In the Cox regression multivariate analysis (adjusted for significant variables in the univariate analysis), CFVR (HR, 4.2; 95% CI, 2.4–7.4) and active history of smoking (HR, 2.2; 95% CI, 1.1–4.4) were the only independent predictors of combined morbidity and mortality events.

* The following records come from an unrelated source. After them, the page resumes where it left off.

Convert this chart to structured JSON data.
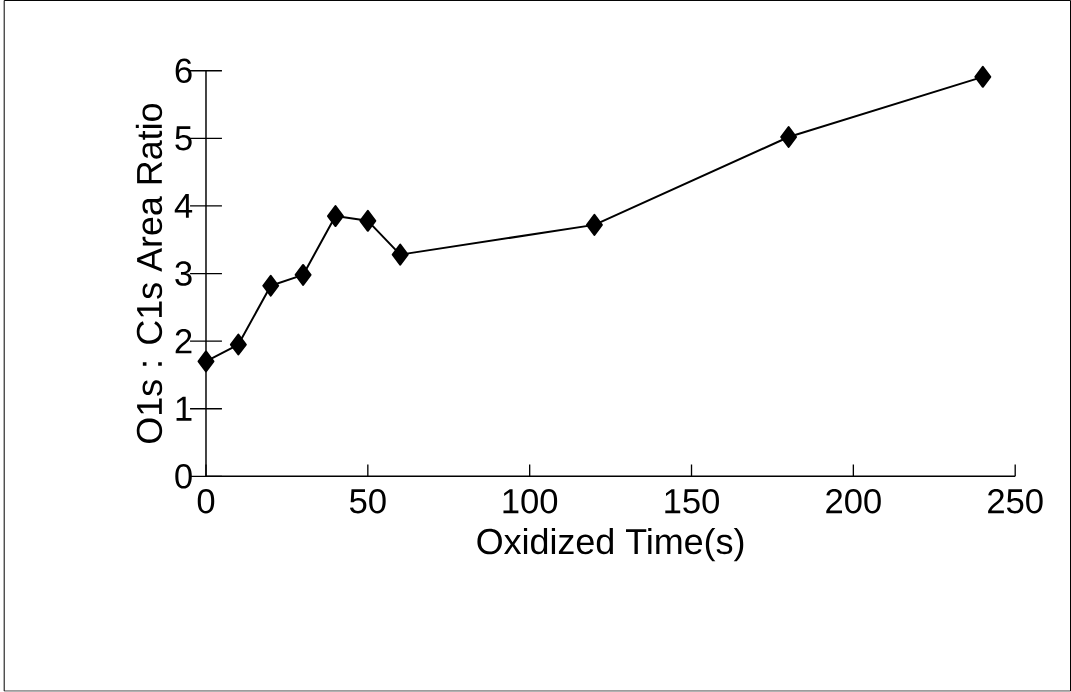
{
  "chart_data": {
    "type": "line",
    "xlabel": "Oxidized Time(s)",
    "ylabel": "O1s : C1s Area Ratio",
    "x": [
      0,
      10,
      20,
      30,
      40,
      50,
      60,
      120,
      180,
      240
    ],
    "values": [
      1.7,
      1.95,
      2.82,
      2.98,
      3.85,
      3.78,
      3.28,
      3.72,
      5.02,
      5.91
    ],
    "color": "#000000",
    "marker": "diamond",
    "line_style": "solid",
    "grid": false,
    "legend": false,
    "xlim": [
      0,
      250
    ],
    "ylim": [
      0,
      6
    ],
    "xticks": [
      0,
      50,
      100,
      150,
      200,
      250
    ],
    "yticks": [
      0,
      1,
      2,
      3,
      4,
      5,
      6
    ]
  }
}
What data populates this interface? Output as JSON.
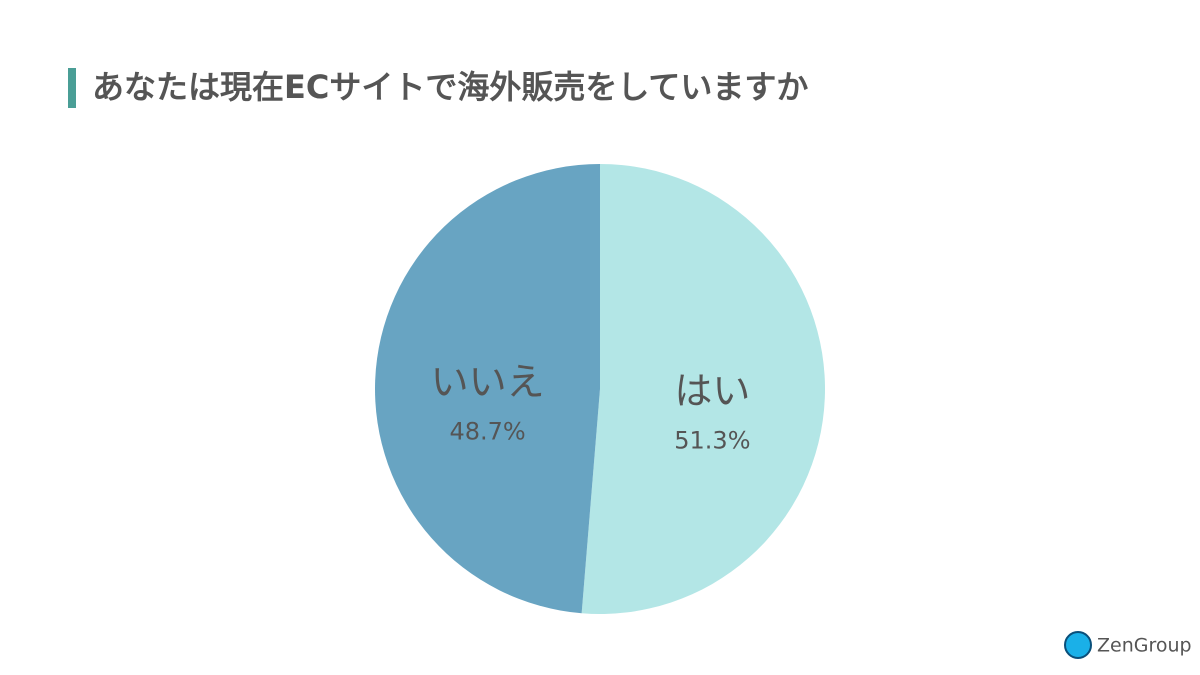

Event-free survival curves showed statistically significant differences between the normal- and reduced-CFVR groups, both overall and for the diabetic and nondiabetic subgroups ( P = .001). Estimated event-free survival of 95% (95% CI, 92.6%–97.3%) at 36 months for the normal-CFVR group was significantly higher than that of 79.8% (95% CI, 71%–88.6%) for the reduced-CFVR group (log-rank test, P < .0001; Figure 2 ). In a subgroup analysis, there were no differences in event-free survival curves between patients with and those without diabetes within the normal-CFVR group, but there were differences in the survival curves of the group with reduced CFVR ( P = .05). Event-free survival at 36 months in the group with normal CFVR was 96.2% (95% CI, 91%–99.9%) and 94.9% (95% CI, 92.3%–97.9%) for the diabetic and nondiabetic groups, respectively. Conversely, in the group with reduced CFVR, survival at 36 months was 53.3% (95% CI, 32.9%–73.7%) and 84.3% (95% CI, 74.2%–92.4%) for the diabetic and nondiabetic groups, respectively ( Figure 3 ).